Lessons today's world can learn from Mahatma Gandhi

 Extract from ABC News
 

Posted



Ela Gandhi was just seven years old when she travelled from her birthplace of South Africa to visit her grandfather, peace activist Mahatma Gandhi, in India.
It was 1947 and the height of India's independence movement, whose leader Gandhi advocated non-violent resistance.
"The three months that I spent with him were absolutely wonderful," she said.
"I have that memory which I cherish deeply of a very, very warm grandfather, someone who gave us individual attention."
When Ms Gandhi returned to South Africa, like her father and grandfather before her, started working as a peace activist.
She was instrumental in the struggle against apartheid and was one of the members of the United Democratic Front who met with Nelson Mandela shortly before his release from prison.
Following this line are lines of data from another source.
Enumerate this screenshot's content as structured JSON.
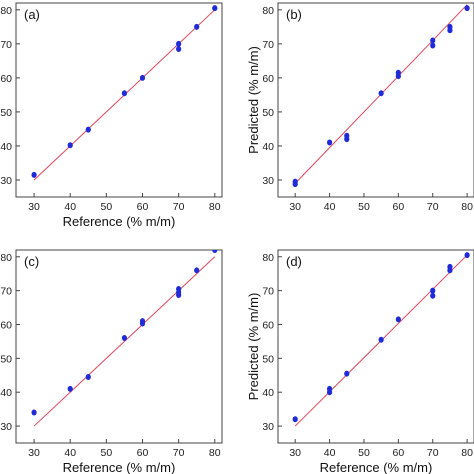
{
  "figure": {
    "panel_count": 4
  },
  "colors": {
    "points": "#1f2bd6",
    "fit_line": "#e0445a",
    "axes": "#444444"
  },
  "chart_data": [
    {
      "panel_label": "(a)",
      "type": "scatter",
      "xlabel": "Reference (% m/m)",
      "ylabel": "",
      "xlim": [
        25,
        82
      ],
      "ylim": [
        25,
        82
      ],
      "x_ticks": [
        30,
        40,
        50,
        60,
        70,
        80
      ],
      "x_tick_labels": [
        "30",
        "40",
        "50",
        "60",
        "70",
        "80"
      ],
      "y_ticks": [
        30,
        40,
        50,
        60,
        70,
        80
      ],
      "y_tick_labels": [
        "30",
        "40",
        "50",
        "60",
        "70",
        "80"
      ],
      "fit_line": {
        "x": [
          30,
          80
        ],
        "y": [
          30,
          80
        ]
      },
      "points": [
        {
          "x": 30,
          "y": 31.5
        },
        {
          "x": 40,
          "y": 40.2
        },
        {
          "x": 45,
          "y": 44.8
        },
        {
          "x": 55,
          "y": 55.5
        },
        {
          "x": 60,
          "y": 60
        },
        {
          "x": 70,
          "y": 70
        },
        {
          "x": 70,
          "y": 68.5
        },
        {
          "x": 75,
          "y": 75
        },
        {
          "x": 80,
          "y": 80.5
        }
      ]
    },
    {
      "panel_label": "(b)",
      "type": "scatter",
      "xlabel": "",
      "ylabel": "Predicted (% m/m)",
      "xlim": [
        25,
        82
      ],
      "ylim": [
        25,
        82
      ],
      "x_ticks": [
        30,
        40,
        50,
        60,
        70,
        80
      ],
      "x_tick_labels": [
        "30",
        "40",
        "50",
        "60",
        "70",
        "80"
      ],
      "y_ticks": [
        30,
        40,
        50,
        60,
        70,
        80
      ],
      "y_tick_labels": [
        "30",
        "40",
        "50",
        "60",
        "70",
        "80"
      ],
      "fit_line": {
        "x": [
          30,
          80
        ],
        "y": [
          29,
          81.5
        ]
      },
      "points": [
        {
          "x": 30,
          "y": 29.5
        },
        {
          "x": 30,
          "y": 28.8
        },
        {
          "x": 40,
          "y": 41
        },
        {
          "x": 45,
          "y": 43
        },
        {
          "x": 45,
          "y": 42
        },
        {
          "x": 55,
          "y": 55.5
        },
        {
          "x": 60,
          "y": 61.5
        },
        {
          "x": 60,
          "y": 60.5
        },
        {
          "x": 70,
          "y": 71
        },
        {
          "x": 70,
          "y": 69.5
        },
        {
          "x": 75,
          "y": 75
        },
        {
          "x": 75,
          "y": 74
        },
        {
          "x": 80,
          "y": 80.5
        }
      ]
    },
    {
      "panel_label": "(c)",
      "type": "scatter",
      "xlabel": "Reference (% m/m)",
      "ylabel": "",
      "xlim": [
        25,
        82
      ],
      "ylim": [
        25,
        82
      ],
      "x_ticks": [
        30,
        40,
        50,
        60,
        70,
        80
      ],
      "x_tick_labels": [
        "30",
        "40",
        "50",
        "60",
        "70",
        "80"
      ],
      "y_ticks": [
        30,
        40,
        50,
        60,
        70,
        80
      ],
      "y_tick_labels": [
        "30",
        "40",
        "50",
        "60",
        "70",
        "80"
      ],
      "fit_line": {
        "x": [
          30,
          80
        ],
        "y": [
          30,
          80
        ]
      },
      "points": [
        {
          "x": 30,
          "y": 34
        },
        {
          "x": 40,
          "y": 41
        },
        {
          "x": 45,
          "y": 44.5
        },
        {
          "x": 55,
          "y": 56
        },
        {
          "x": 60,
          "y": 61
        },
        {
          "x": 60,
          "y": 60.3
        },
        {
          "x": 70,
          "y": 70.5
        },
        {
          "x": 70,
          "y": 69.5
        },
        {
          "x": 70,
          "y": 68.7
        },
        {
          "x": 75,
          "y": 76
        },
        {
          "x": 80,
          "y": 82
        }
      ]
    },
    {
      "panel_label": "(d)",
      "type": "scatter",
      "xlabel": "Reference (% m/m)",
      "ylabel": "Predicted (% m/m)",
      "xlim": [
        25,
        82
      ],
      "ylim": [
        25,
        82
      ],
      "x_ticks": [
        30,
        40,
        50,
        60,
        70,
        80
      ],
      "x_tick_labels": [
        "30",
        "40",
        "50",
        "60",
        "70",
        "80"
      ],
      "y_ticks": [
        30,
        40,
        50,
        60,
        70,
        80
      ],
      "y_tick_labels": [
        "30",
        "40",
        "50",
        "60",
        "70",
        "80"
      ],
      "fit_line": {
        "x": [
          30,
          80
        ],
        "y": [
          30,
          80.5
        ]
      },
      "points": [
        {
          "x": 30,
          "y": 32
        },
        {
          "x": 40,
          "y": 41
        },
        {
          "x": 40,
          "y": 40
        },
        {
          "x": 45,
          "y": 45.5
        },
        {
          "x": 55,
          "y": 55.5
        },
        {
          "x": 60,
          "y": 61.5
        },
        {
          "x": 70,
          "y": 70
        },
        {
          "x": 70,
          "y": 68.5
        },
        {
          "x": 75,
          "y": 77
        },
        {
          "x": 75,
          "y": 76
        },
        {
          "x": 80,
          "y": 80.5
        }
      ]
    }
  ]
}
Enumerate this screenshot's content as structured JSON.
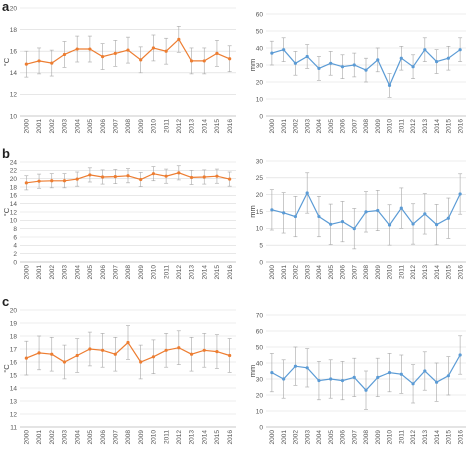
{
  "panel_letters": [
    "a",
    "b",
    "c"
  ],
  "chart_data": [
    {
      "panel": "a",
      "type": "line",
      "ylabel": "°C",
      "ylim": [
        10,
        20
      ],
      "yticks": [
        10,
        12,
        14,
        16,
        18,
        20
      ],
      "categories": [
        "2000",
        "2001",
        "2002",
        "2003",
        "2004",
        "2005",
        "2006",
        "2007",
        "2008",
        "2009",
        "2010",
        "2011",
        "2012",
        "2013",
        "2014",
        "2015",
        "2016"
      ],
      "values": [
        14.8,
        15.1,
        14.9,
        15.7,
        16.2,
        16.2,
        15.5,
        15.8,
        16.1,
        15.2,
        16.3,
        16.0,
        17.1,
        15.1,
        15.1,
        15.8,
        15.3
      ],
      "error": 1.2,
      "color": "#ED7D31",
      "grid": true
    },
    {
      "panel": "a",
      "type": "line",
      "ylabel": "mm",
      "ylim": [
        0,
        60
      ],
      "yticks": [
        0,
        10,
        20,
        30,
        40,
        50,
        60
      ],
      "categories": [
        "2000",
        "2001",
        "2002",
        "2003",
        "2004",
        "2005",
        "2006",
        "2007",
        "2008",
        "2009",
        "2010",
        "2011",
        "2012",
        "2013",
        "2014",
        "2015",
        "2016"
      ],
      "values": [
        37,
        39,
        31,
        35,
        28,
        31,
        29,
        30,
        27,
        33,
        18,
        34,
        29,
        39,
        32,
        34,
        39
      ],
      "error": 7,
      "color": "#5B9BD5",
      "grid": true
    },
    {
      "panel": "b",
      "type": "line",
      "ylabel": "°C",
      "ylim": [
        0,
        24
      ],
      "yticks": [
        0,
        2,
        4,
        6,
        8,
        10,
        12,
        14,
        16,
        18,
        20,
        22,
        24
      ],
      "categories": [
        "2000",
        "2001",
        "2002",
        "2003",
        "2004",
        "2005",
        "2006",
        "2007",
        "2008",
        "2009",
        "2010",
        "2011",
        "2012",
        "2013",
        "2014",
        "2015",
        "2016"
      ],
      "values": [
        19.0,
        19.4,
        19.5,
        19.5,
        19.9,
        20.9,
        20.4,
        20.5,
        20.7,
        19.8,
        21.2,
        20.6,
        21.4,
        20.3,
        20.4,
        20.6,
        19.9
      ],
      "error": 1.7,
      "color": "#ED7D31",
      "grid": true
    },
    {
      "panel": "b",
      "type": "line",
      "ylabel": "mm",
      "ylim": [
        0,
        30
      ],
      "yticks": [
        0,
        5,
        10,
        15,
        20,
        25,
        30
      ],
      "categories": [
        "2000",
        "2001",
        "2002",
        "2003",
        "2004",
        "2005",
        "2006",
        "2007",
        "2008",
        "2009",
        "2010",
        "2011",
        "2012",
        "2013",
        "2014",
        "2015",
        "2016"
      ],
      "values": [
        15.5,
        14.6,
        13.5,
        20.5,
        13.5,
        11.2,
        12.0,
        9.9,
        14.9,
        15.3,
        11.0,
        16.0,
        11.3,
        14.3,
        11.1,
        13.0,
        20.2
      ],
      "error": 6,
      "color": "#5B9BD5",
      "grid": true
    },
    {
      "panel": "c",
      "type": "line",
      "ylabel": "°C",
      "ylim": [
        11,
        20
      ],
      "yticks": [
        11,
        12,
        13,
        14,
        15,
        16,
        17,
        18,
        19,
        20
      ],
      "categories": [
        "2000",
        "2001",
        "2002",
        "2003",
        "2004",
        "2005",
        "2006",
        "2007",
        "2008",
        "2009",
        "2010",
        "2011",
        "2012",
        "2013",
        "2014",
        "2015",
        "2016"
      ],
      "values": [
        16.3,
        16.7,
        16.6,
        16.0,
        16.5,
        17.0,
        16.9,
        16.6,
        17.5,
        16.0,
        16.4,
        16.9,
        17.1,
        16.6,
        16.9,
        16.8,
        16.5
      ],
      "error": 1.3,
      "color": "#ED7D31",
      "grid": true
    },
    {
      "panel": "c",
      "type": "line",
      "ylabel": "mm",
      "ylim": [
        0,
        70
      ],
      "yticks": [
        0,
        10,
        20,
        30,
        40,
        50,
        60,
        70
      ],
      "categories": [
        "2000",
        "2001",
        "2002",
        "2003",
        "2004",
        "2005",
        "2006",
        "2007",
        "2008",
        "2009",
        "2010",
        "2011",
        "2012",
        "2013",
        "2014",
        "2015",
        "2016"
      ],
      "values": [
        34,
        30,
        38,
        37,
        29,
        30,
        29,
        31,
        23,
        31,
        34,
        33,
        27,
        35,
        28,
        32,
        45
      ],
      "error": 12,
      "color": "#5B9BD5",
      "grid": true
    }
  ]
}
On a visit to Melbourne this week Ms Gandhi shared with ABC Radio Melbourne's Jon Faine some valuable advice for people navigating the modern world.
She said the meaning of life was being able to transform your thoughts and actions in the same way her grandfather did over the course of his life.
Holding on to the same ideals without opening your mind to other possibilities was a sign of stubbornness, she said.
"He was an ordinary human being who changed, consciously changed," Ms Gandhi said.
"All of us can change. We have to see what is wrong with us and be able to change it."
She also spoke about the importance of preserving the natural world.
"I think a lot of people are disappointed not only with the India of today but with the world of today.
"I think there are lots of issues, particularly the rising inequalities that we see in every country, the poverty, the exploitation of people, of the environment, of resources.
"People are not heeding the warnings that my grandfather gave us so many years ago.
"If we don't control our desire to possess as much as we can, future generations are not going to have the resources of the world and we don't know how they will survive."
Ms Gandhi said another element of the modern world that would likely disappoint her grandfather was the rise of populism.
"Populism of its own is something that just arouses emotion in people and there's no reasoning.
"For my grandfather, reasoning was a very important thing. He would think carefully before he does anything."
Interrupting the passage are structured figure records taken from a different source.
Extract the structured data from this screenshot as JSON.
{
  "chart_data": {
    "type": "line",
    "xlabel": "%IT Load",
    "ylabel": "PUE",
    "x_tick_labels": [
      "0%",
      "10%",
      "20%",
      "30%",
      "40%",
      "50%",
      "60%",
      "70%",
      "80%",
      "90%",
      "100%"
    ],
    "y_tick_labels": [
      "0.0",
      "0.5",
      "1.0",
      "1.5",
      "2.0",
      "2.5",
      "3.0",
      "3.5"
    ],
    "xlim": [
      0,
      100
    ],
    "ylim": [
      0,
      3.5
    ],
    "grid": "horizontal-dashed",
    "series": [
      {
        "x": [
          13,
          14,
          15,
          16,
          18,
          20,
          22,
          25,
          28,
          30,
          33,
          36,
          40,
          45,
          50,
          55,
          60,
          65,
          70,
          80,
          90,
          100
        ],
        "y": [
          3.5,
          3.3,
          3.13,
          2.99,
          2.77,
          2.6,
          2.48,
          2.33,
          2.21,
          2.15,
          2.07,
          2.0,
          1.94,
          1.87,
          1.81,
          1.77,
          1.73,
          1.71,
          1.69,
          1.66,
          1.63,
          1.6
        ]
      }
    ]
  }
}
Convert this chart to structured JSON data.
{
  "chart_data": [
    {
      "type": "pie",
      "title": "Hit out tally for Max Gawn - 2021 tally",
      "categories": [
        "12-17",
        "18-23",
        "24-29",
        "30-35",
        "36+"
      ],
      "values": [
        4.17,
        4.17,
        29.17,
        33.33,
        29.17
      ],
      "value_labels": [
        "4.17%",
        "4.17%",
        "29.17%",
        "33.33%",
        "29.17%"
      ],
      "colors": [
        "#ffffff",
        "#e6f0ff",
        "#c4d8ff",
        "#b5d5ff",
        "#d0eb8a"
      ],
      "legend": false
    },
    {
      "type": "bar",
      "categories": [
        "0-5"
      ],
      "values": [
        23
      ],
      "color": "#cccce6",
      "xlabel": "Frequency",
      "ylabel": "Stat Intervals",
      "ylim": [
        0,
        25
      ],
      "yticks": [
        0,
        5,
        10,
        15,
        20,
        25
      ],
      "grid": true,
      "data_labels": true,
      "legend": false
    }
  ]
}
Diversity should be encouraged, not feared, she said.
"Diversity is important. Diversity can teach us a lot of things and we can learn from each other.
"Diversity should not be regarded as being a threat. We need to understand each other and learn from each other."
Ms Gandhi said non-violent methods of activism were as important and effective today as they were when her grandfather led a non-violent revolution to secure India's independence from Britain.
"We should make every attempt to stick to non-violent methods, because at the end of the day if you look at non-violent methods they produce much better results.
"With non-violence you are trying to transform, you don't try to conquer somebody, whereas with violent methods you are now saying, 'I've got the power and I am going to conquer you'.
"Once you do that there is always an opponent, bitterness, a victim who has lost the battle and a conqueror who has won the battle.
"There will always be that antagonism between the two, whereas non-violent methods, the result is very good because both parties would always remain friendly."
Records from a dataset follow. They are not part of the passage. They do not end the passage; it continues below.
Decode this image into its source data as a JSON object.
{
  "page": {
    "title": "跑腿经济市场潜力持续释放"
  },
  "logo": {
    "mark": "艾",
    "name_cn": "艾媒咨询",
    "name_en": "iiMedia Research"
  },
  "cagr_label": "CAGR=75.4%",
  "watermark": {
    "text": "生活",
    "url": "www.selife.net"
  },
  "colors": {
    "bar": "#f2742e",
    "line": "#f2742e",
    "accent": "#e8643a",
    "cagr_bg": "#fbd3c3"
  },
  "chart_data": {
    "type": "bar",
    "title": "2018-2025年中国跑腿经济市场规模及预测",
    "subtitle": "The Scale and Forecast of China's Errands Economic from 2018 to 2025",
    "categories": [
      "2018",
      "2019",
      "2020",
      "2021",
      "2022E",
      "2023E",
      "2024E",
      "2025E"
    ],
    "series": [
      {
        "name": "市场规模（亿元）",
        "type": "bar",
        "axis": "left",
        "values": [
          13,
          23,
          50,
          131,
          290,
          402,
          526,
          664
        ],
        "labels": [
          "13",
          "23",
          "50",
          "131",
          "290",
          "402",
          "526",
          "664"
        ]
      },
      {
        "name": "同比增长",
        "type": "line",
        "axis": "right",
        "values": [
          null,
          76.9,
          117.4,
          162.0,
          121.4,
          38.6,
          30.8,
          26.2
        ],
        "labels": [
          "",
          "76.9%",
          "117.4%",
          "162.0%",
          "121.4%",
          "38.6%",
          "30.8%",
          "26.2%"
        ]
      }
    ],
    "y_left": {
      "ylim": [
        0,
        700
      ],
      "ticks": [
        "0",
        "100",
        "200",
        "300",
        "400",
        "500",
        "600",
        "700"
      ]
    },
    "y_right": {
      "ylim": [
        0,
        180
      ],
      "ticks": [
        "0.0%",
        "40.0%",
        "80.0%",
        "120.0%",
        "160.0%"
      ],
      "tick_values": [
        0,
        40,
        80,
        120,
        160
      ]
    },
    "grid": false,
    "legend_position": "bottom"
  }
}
Ms Gandhi spoke at an exhibition at Melbourne's Immigration Museum entitled Mahatma Gandhi: An Immigrant.
The exhibition looks at Gandhi's time in South Africa and how it influenced his approach to social activism.
Through more than 1,000 photographs, archival footage, voice recordings of speeches and other objects on loan from the Mahatma Gandhi Digital Museum in Hyderabad, the exhibition looks at Gandhi's migrant story and the methods of non-violent resistance he developed.
Museums Victoria chief executive Lynley Marshall said visitors had the chance to interact with "a significant collection of objects and digital material from the period of Gandhi's life in which he migrated from India to England and then South Africa".
The exhibition is showing at the Immigration Museum until July 15.